Thursday, January 30, 2014

Where I've Been, Part One: The Story of a Boy



I've had three fathers.  The first, God. The second, biological. And, the third, a step father.  All these relationships have their own stories, their own downfalls, their own redemptions and their own grace.

Over the past five years or so, I have been "in process" of relying on, seeking out, and letting go (in that order).  It has been-- for lack of a better word-- hard.  There is a lot of healing happening which is always amazing, but it takes work.  And it's a lonely job.

I was a boy...alone.  In time, I came to know that, in my childhood, I was protected and distracted from the difficulties surrounding me.  So, I really wasn't alone.  A better way for me to look at that time would be watched over.  There was a peaceful presence.  I couldn't tangibly feel it, see it or hear it, but it was there...watching, leading... I came to understand this later in my early thirties.  Time brings clarity to everything.  Eventually.  What I see clearly is that my first Father was always there; my silent God, but strong and evident.  

I have taken Jeremiah 6:16 to heart, which says, 
"Stand at the crossroads and look; ask for the ancient paths, ask where the good way is, and walk in it, and you will find rest for your souls." 

Over the past few years, I've read several books relating to the topic of fatherlessness and viewing God as Father.  The Jeremiah quote is from John Eldridge's Fathered by God.  It, and Fatherless Generation by John Sowers, along with Donald Miller's To Own a Dragon, have been instrumental in this journey of reconnecting with God as Father as well as opening myself up to what manhood truly looks like through a biblical perspective.  

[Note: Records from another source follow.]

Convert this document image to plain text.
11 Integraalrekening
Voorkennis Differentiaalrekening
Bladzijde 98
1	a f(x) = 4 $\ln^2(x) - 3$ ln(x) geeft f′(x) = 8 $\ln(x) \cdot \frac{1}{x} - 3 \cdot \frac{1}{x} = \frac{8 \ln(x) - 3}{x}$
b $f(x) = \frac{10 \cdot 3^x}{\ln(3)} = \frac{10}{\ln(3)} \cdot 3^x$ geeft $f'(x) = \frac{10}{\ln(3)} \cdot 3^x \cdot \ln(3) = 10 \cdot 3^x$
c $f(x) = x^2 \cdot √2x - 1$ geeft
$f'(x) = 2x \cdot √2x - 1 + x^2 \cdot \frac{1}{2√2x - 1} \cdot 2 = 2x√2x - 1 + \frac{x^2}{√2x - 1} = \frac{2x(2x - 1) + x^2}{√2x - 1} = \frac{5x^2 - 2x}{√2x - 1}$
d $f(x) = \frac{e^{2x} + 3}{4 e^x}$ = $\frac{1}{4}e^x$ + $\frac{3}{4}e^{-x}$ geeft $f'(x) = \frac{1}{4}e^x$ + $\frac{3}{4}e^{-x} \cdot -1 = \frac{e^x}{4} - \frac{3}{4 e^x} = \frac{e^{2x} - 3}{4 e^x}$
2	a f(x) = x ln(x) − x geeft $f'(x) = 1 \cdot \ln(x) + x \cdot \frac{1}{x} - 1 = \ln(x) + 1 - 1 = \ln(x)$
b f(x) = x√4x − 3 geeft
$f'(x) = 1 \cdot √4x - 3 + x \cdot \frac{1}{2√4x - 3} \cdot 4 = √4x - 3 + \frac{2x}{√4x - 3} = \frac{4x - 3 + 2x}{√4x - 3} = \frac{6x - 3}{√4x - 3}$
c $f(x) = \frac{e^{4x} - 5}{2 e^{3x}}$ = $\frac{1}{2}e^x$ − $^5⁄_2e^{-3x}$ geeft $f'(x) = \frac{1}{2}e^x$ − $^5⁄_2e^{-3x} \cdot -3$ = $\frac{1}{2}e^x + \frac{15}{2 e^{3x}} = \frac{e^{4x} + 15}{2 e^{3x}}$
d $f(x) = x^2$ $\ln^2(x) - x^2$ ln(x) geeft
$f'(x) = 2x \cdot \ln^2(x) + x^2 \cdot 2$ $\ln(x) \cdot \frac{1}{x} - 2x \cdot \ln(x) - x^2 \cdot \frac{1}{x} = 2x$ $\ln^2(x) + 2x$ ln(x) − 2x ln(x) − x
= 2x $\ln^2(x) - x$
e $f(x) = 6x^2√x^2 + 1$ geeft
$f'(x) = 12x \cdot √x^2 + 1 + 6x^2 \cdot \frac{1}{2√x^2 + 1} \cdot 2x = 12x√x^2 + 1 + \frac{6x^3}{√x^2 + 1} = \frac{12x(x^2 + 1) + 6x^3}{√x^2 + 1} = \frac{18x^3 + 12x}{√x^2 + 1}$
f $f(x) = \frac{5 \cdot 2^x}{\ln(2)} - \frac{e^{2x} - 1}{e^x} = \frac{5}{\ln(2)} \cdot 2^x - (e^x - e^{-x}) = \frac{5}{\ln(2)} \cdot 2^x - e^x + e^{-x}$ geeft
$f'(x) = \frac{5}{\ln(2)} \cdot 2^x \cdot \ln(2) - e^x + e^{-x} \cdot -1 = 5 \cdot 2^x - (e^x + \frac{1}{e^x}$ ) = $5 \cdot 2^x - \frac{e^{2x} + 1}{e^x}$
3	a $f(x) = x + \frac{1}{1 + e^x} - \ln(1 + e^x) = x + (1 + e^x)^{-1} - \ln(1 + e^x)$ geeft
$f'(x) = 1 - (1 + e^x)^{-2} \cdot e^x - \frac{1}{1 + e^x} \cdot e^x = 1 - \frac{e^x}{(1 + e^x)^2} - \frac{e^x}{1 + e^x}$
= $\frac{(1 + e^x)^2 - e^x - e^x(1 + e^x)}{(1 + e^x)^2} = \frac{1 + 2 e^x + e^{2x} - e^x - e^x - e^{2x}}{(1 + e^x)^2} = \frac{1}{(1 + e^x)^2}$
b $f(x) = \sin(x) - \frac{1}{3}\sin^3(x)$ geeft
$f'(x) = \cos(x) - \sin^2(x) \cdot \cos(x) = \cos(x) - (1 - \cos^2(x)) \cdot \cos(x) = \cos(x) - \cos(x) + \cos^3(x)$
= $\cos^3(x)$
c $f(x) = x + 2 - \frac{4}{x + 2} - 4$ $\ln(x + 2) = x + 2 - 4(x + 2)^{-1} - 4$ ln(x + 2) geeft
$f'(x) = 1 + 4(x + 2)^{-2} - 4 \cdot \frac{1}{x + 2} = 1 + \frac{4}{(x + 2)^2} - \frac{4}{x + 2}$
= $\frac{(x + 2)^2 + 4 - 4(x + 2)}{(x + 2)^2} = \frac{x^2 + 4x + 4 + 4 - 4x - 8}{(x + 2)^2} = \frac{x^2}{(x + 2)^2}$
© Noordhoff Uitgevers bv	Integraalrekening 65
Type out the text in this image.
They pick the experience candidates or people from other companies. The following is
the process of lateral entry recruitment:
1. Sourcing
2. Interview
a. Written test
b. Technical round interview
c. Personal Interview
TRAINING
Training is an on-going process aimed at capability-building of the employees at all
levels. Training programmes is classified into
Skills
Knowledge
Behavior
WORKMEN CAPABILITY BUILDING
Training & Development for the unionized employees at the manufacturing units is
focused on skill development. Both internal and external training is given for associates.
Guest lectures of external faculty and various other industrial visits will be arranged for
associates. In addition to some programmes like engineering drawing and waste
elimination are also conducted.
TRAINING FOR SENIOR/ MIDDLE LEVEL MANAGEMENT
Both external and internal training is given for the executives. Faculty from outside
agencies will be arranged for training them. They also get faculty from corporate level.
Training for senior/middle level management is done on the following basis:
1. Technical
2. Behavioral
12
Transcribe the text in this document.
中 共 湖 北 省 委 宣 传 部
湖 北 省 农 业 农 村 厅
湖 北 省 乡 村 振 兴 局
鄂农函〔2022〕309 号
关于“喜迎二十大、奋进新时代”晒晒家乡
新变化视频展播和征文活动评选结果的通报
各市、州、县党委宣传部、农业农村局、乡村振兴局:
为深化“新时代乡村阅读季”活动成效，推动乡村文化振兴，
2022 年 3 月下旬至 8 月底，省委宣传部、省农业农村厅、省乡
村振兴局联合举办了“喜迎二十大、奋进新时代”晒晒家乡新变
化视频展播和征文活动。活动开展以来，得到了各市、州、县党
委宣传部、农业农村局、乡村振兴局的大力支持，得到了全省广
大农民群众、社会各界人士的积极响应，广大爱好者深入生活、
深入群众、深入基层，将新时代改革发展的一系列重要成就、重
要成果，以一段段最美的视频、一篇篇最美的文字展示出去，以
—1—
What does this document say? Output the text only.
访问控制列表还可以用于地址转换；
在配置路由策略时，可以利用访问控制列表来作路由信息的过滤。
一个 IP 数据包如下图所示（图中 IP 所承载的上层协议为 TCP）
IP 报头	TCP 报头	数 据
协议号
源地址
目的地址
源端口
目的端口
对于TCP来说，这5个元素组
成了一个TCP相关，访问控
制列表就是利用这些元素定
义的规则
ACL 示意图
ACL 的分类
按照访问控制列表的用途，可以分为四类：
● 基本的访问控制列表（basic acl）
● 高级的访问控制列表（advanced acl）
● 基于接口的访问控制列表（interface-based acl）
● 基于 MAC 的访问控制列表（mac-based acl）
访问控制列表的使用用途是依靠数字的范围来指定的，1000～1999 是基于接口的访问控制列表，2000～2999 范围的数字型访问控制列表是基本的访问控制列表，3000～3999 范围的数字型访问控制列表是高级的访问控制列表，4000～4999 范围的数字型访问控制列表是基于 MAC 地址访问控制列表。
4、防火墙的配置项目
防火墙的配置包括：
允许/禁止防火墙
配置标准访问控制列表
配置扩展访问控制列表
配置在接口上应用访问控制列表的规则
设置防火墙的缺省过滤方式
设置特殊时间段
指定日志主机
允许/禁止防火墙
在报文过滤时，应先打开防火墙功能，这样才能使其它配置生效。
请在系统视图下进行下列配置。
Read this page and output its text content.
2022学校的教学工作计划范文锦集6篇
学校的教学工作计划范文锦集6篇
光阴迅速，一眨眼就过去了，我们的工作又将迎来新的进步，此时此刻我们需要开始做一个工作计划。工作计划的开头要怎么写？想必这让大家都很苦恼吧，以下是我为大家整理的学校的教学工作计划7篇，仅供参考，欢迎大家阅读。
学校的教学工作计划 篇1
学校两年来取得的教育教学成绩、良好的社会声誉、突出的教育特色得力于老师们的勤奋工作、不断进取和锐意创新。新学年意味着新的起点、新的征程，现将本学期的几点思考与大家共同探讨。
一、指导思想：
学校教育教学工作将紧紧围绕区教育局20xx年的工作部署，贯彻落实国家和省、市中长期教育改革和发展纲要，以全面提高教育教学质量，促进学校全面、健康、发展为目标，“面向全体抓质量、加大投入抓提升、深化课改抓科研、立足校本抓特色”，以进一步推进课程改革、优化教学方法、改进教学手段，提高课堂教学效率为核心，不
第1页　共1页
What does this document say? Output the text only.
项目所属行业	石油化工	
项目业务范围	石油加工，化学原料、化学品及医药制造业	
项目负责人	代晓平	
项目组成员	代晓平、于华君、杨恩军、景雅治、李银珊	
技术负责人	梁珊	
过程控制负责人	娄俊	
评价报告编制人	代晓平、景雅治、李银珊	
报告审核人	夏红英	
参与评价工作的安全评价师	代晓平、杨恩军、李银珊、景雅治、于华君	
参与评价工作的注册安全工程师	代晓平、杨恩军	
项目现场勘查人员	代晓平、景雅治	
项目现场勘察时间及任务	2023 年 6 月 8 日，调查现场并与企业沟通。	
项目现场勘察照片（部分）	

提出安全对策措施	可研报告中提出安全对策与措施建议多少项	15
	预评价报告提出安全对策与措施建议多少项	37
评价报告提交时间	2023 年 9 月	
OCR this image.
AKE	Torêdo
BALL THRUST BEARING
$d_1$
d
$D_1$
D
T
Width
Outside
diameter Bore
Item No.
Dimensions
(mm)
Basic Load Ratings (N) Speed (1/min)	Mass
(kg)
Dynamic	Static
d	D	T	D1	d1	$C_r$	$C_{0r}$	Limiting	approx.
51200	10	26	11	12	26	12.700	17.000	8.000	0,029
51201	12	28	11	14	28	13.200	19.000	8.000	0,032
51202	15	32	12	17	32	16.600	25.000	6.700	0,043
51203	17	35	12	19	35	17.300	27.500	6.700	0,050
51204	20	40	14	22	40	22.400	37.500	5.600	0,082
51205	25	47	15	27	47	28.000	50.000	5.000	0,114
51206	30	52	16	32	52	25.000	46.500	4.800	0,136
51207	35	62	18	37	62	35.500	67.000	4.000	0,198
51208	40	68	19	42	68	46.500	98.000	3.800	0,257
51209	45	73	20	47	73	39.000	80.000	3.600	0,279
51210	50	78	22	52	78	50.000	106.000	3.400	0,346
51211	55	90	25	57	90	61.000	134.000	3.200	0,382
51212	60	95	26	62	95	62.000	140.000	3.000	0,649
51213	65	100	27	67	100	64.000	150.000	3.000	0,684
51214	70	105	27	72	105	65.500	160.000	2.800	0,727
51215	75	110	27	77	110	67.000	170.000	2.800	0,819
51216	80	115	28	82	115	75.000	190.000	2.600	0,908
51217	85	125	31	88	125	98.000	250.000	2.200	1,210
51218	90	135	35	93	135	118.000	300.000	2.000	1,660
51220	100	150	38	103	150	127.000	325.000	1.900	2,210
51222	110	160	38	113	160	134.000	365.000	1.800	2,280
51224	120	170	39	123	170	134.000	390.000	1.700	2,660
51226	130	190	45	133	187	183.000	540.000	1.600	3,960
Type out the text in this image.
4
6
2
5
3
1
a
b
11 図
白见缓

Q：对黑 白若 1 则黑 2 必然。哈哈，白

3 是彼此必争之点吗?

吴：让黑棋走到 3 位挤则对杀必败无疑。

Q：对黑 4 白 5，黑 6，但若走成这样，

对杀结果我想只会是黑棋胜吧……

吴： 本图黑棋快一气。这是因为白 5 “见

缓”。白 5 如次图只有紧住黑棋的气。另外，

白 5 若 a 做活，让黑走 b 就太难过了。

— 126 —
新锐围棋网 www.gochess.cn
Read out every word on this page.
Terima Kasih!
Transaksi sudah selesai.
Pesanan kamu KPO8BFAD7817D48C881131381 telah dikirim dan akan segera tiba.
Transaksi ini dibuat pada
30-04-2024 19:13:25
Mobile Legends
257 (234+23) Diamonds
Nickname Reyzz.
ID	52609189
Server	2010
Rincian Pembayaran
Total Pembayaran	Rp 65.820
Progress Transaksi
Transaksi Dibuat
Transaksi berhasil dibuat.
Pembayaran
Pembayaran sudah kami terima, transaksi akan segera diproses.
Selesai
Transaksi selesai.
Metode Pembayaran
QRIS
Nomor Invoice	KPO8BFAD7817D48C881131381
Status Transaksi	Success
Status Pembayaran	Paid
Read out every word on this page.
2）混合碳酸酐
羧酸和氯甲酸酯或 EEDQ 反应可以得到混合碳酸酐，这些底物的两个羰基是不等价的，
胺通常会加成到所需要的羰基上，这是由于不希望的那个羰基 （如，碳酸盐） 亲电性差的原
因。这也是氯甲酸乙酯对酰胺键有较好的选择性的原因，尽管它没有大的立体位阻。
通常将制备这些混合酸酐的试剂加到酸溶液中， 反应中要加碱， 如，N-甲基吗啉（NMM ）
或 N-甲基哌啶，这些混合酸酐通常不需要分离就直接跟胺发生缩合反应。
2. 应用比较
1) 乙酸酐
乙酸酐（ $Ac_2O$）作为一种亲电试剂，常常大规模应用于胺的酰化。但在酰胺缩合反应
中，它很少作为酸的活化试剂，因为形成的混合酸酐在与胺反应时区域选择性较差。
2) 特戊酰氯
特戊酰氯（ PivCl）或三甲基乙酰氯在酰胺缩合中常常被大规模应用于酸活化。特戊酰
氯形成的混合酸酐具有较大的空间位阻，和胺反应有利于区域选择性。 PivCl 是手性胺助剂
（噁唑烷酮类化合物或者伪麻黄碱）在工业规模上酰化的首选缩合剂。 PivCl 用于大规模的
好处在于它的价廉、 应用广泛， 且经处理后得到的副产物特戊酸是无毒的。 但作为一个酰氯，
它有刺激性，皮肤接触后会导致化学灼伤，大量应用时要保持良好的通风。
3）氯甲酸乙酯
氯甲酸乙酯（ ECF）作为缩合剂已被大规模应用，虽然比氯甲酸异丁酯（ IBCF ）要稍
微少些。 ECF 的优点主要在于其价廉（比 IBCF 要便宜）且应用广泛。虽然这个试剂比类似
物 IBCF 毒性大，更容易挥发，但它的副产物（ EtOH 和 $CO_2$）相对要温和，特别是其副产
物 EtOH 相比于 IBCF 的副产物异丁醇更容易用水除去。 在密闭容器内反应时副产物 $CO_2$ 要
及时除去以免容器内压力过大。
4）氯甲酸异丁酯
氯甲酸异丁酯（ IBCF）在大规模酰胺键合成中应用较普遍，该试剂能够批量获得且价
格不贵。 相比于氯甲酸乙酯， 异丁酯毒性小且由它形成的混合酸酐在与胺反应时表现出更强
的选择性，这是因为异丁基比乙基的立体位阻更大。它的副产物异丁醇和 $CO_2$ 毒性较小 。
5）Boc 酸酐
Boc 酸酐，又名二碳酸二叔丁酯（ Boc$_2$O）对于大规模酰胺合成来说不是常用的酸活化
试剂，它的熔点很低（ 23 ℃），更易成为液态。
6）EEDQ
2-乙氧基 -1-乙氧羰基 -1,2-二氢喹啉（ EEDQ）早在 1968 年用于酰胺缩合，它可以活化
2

The really cool thing is that, in this journey, I've reconnected with my biological father.  A few years ago, I was approached with the possibility and was lucky enough to have some good people and mentors in my life to help me figure it out.  I don't regret it.  I have enjoyed the hard and slow process of relearning everything about him (and him relearning everything about me).  It's difficult but the best things in life don't come easy and are worked for over time. I'm looking forward to where this goes.

So, there's been growth.  There's been healing and beginnings of healing-- we all know this is constant. And, with all things good and growing, there are those that must be released and lost.  This is the sad truth with my step father.  So, I have let him go.  I pray for him with forgiveness, not forgetting, and hope that the good in him wins.  There is darkness there.  We all have it.  But, we all don't have to have it.

It's been a long, hard and tattered road with boulders and sinkholes and drifts.  I've come a long way and I'm still walking, still climbing and pushing through.  If any of you can relate, I hope you can too.  Keep moving, keep taking steps.

And for all you fathers out there who aren't estranged from your children, I say this: Thank you.  Keep loving them and being present.  Show them the truth.  Be love.  Take it up a notch.